The vision of the institute and the foundation is to enable research projects with academic excellence to create “a real world impact,” and to make sure that no good idea goes to waste due to lack of funding, Shmulevich said.
The Zimin Foundation was set up by Dr. Dmitry Borisovich Zimin, a Russian radio scientist, entrepreneur and the founder and honorary president of Vimpelcom, which in 1996 became the first Russian company listed on NYSE via an IPO.
Zimin retired and sold his controlling stake in Vimpelcom in 2001. Since then, he has spent time on philanthropic activities, setting up the Dmitry Zimin Dynasty Foundation in 2002, which has focused its philanthropic activities in Russia. The Zimin Foundation, set up subsequently, has extended the activities to other countries.
The Zimin Foundation is financed by the Zimin Trust, made up of 90 percent of Zimin’s wealth. In 2013, Zimin become the first Russian philanthropist to be awarded the Carnegie Medal of Philanthropy.
Israel was chosen as the first location to set up the first Zimin institute, Shmulevich said, because the nation has a huge share of “top level scientists that are thinking about real world applications.” It also helps that the family is Jewish.
Each institute will support multidisciplinary studies, in fields including engineering, life sciences, healthcare, and brain studies, Shmulevich said. At Tel Aviv University, carefully selected research teams have already started receiving funding for their projects.
Another project, that Prof. Yael Hanein of the School of Electrical Engineering and Dr. Tom Schonberg, of the Faculty of Life Sciences at TAU, seeks to combine virtual reality with sensors and machine learning algorithms to help children learn better.
By tracking things like eye patterns and pupil diameters, the sensors can pick up what cues and images, fed to the users, have the greatest impact, so as to indicate how study materials should be tailored to suit their individual needs
A third project by Prof. Jason Friedman, of the Physical Therapy department at the Sackler Faculty of Medicine, and Dr. Konstantin Sonkin seeks to improve motor skills in people with movement disorders using a new brain-computer interface which decodes brain and body signals using artificial intelligence and machine learning.

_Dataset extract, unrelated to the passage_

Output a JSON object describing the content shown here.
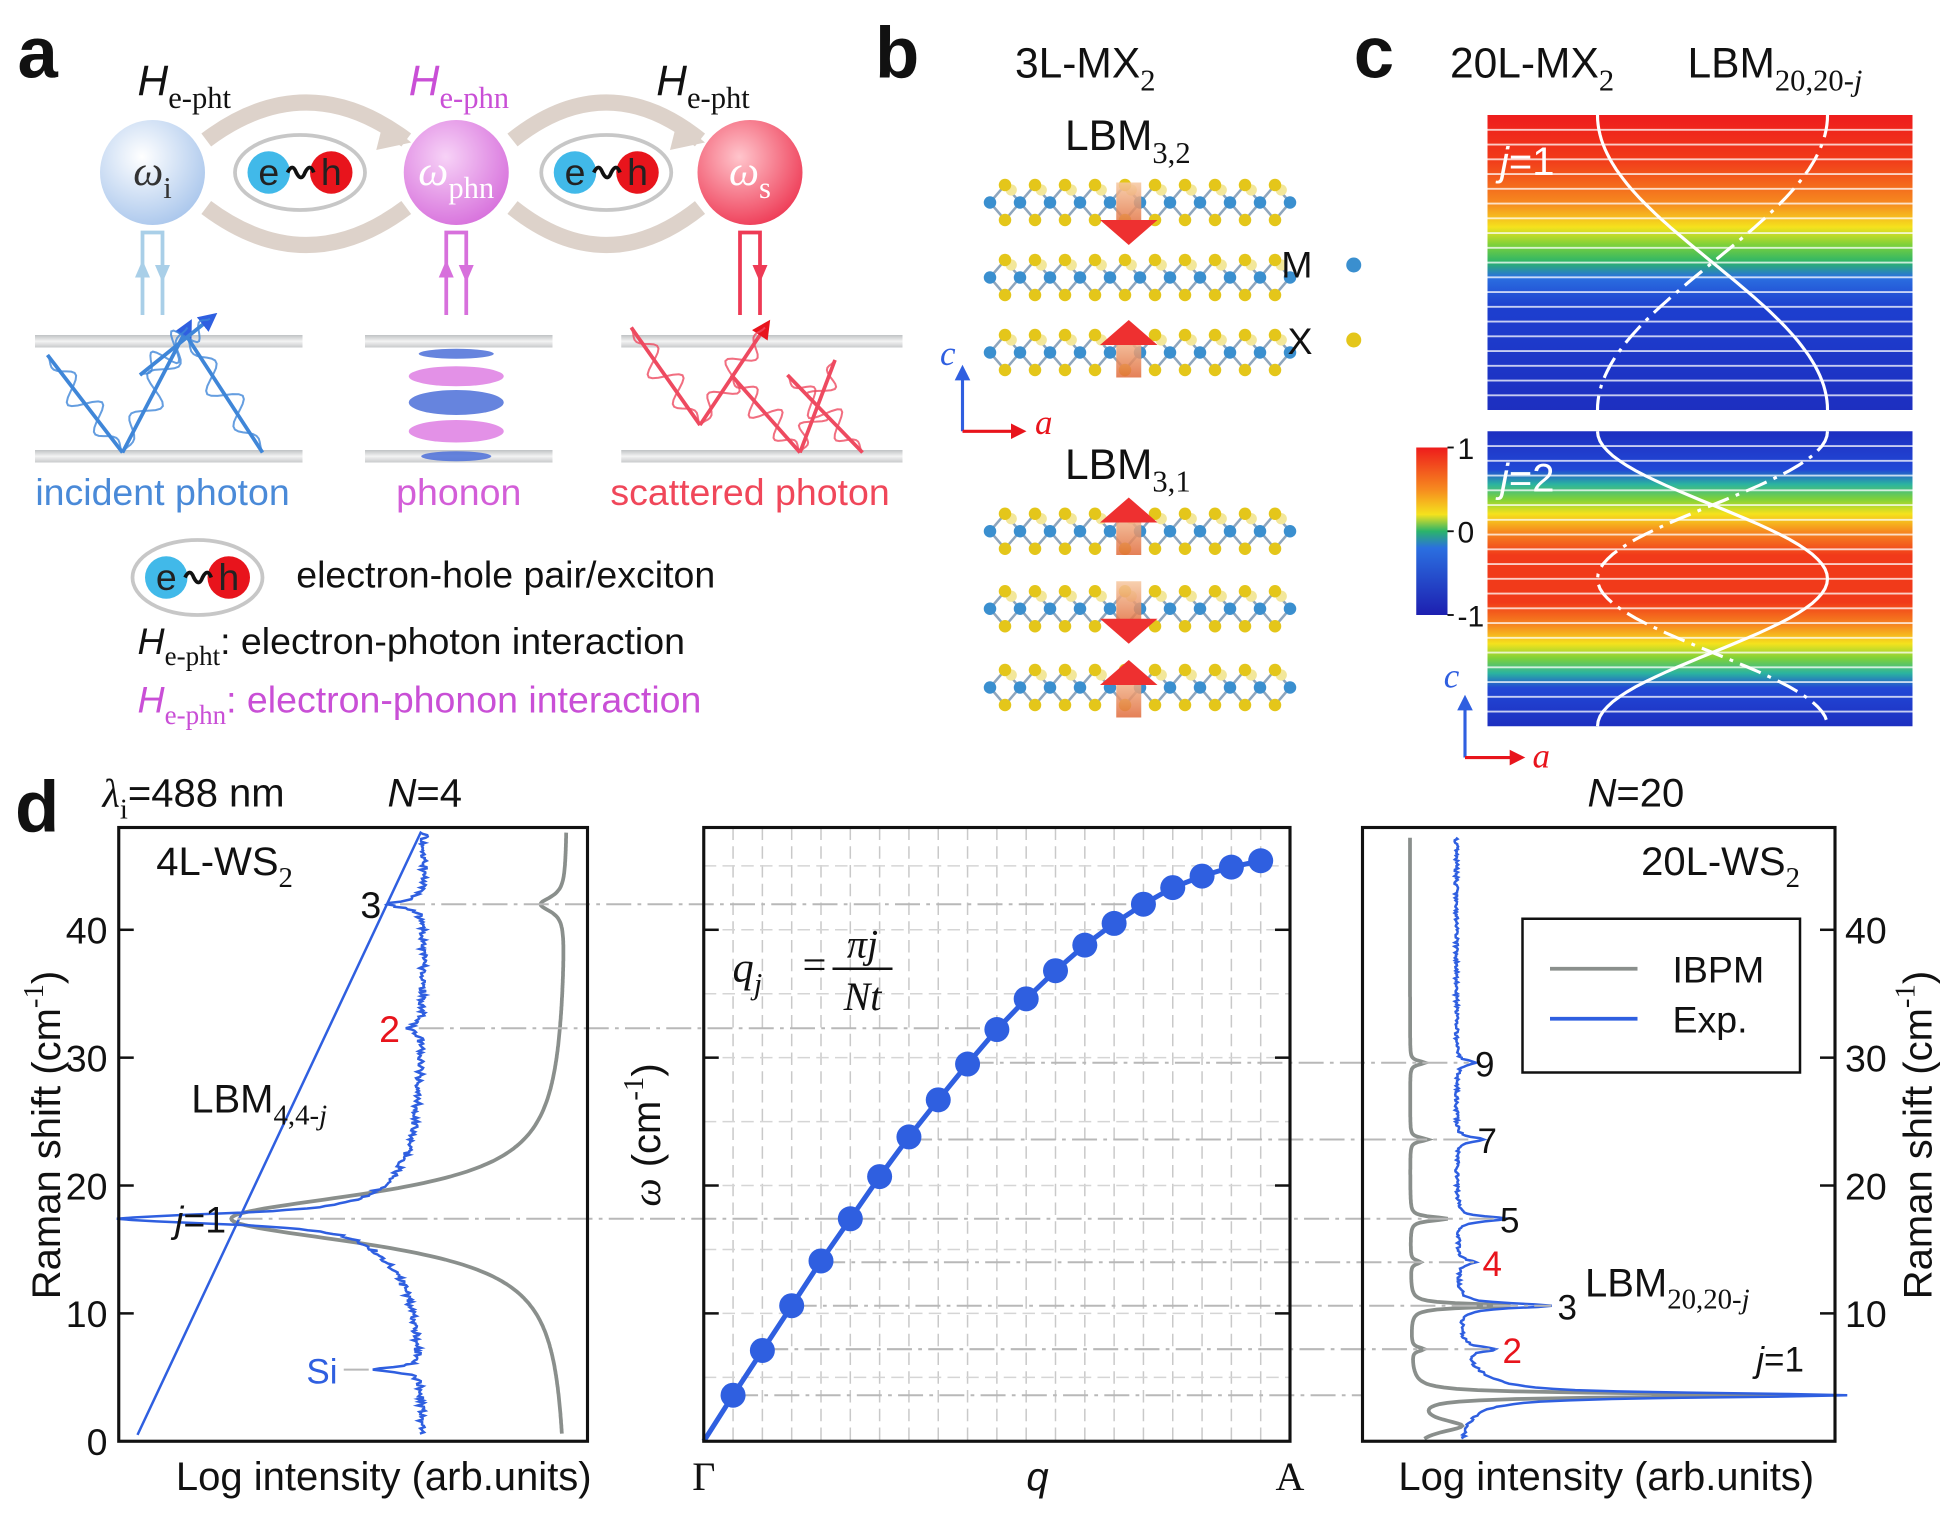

“So many ideas, unfortunately, stay in the form of ideas on paper,” said Zimin’s Shmulevich. “This is where we jump in. We want to make sure we help great ideas that can help people live better lives.”
The institute is supporting multidisciplinary research since it believes that this may lead to breakthrough results with higher probability: most cutting-edge innovation results are created in the areas where several research directions meet, said Shmulevich.
“Research,” he said, almost like a “team sport” and when researchers “working in different directions join efforts, the results may improve.”
There is a stage, said Shmulevich, where research enters “a valley of death” – a stage that is between the pure research and its application to real life, where it is still too early and too risky for investors to jump in. This is exactly where donors like Zimin can work with the researchers with the understanding that “within the next few years” their project will be the basis of a spin-off technology or a startup.
Success, said Shmulevich, will come when the foundation will have helped fund and generate “hundreds of projects” and out of these, some 30 will have turned into technologies, several of which will have produced “groundbreaking results.”
“Not every project will succeed, but a significant part will. One third, or one half, we will see. We hope that some of them will achieve dramatic positive results.”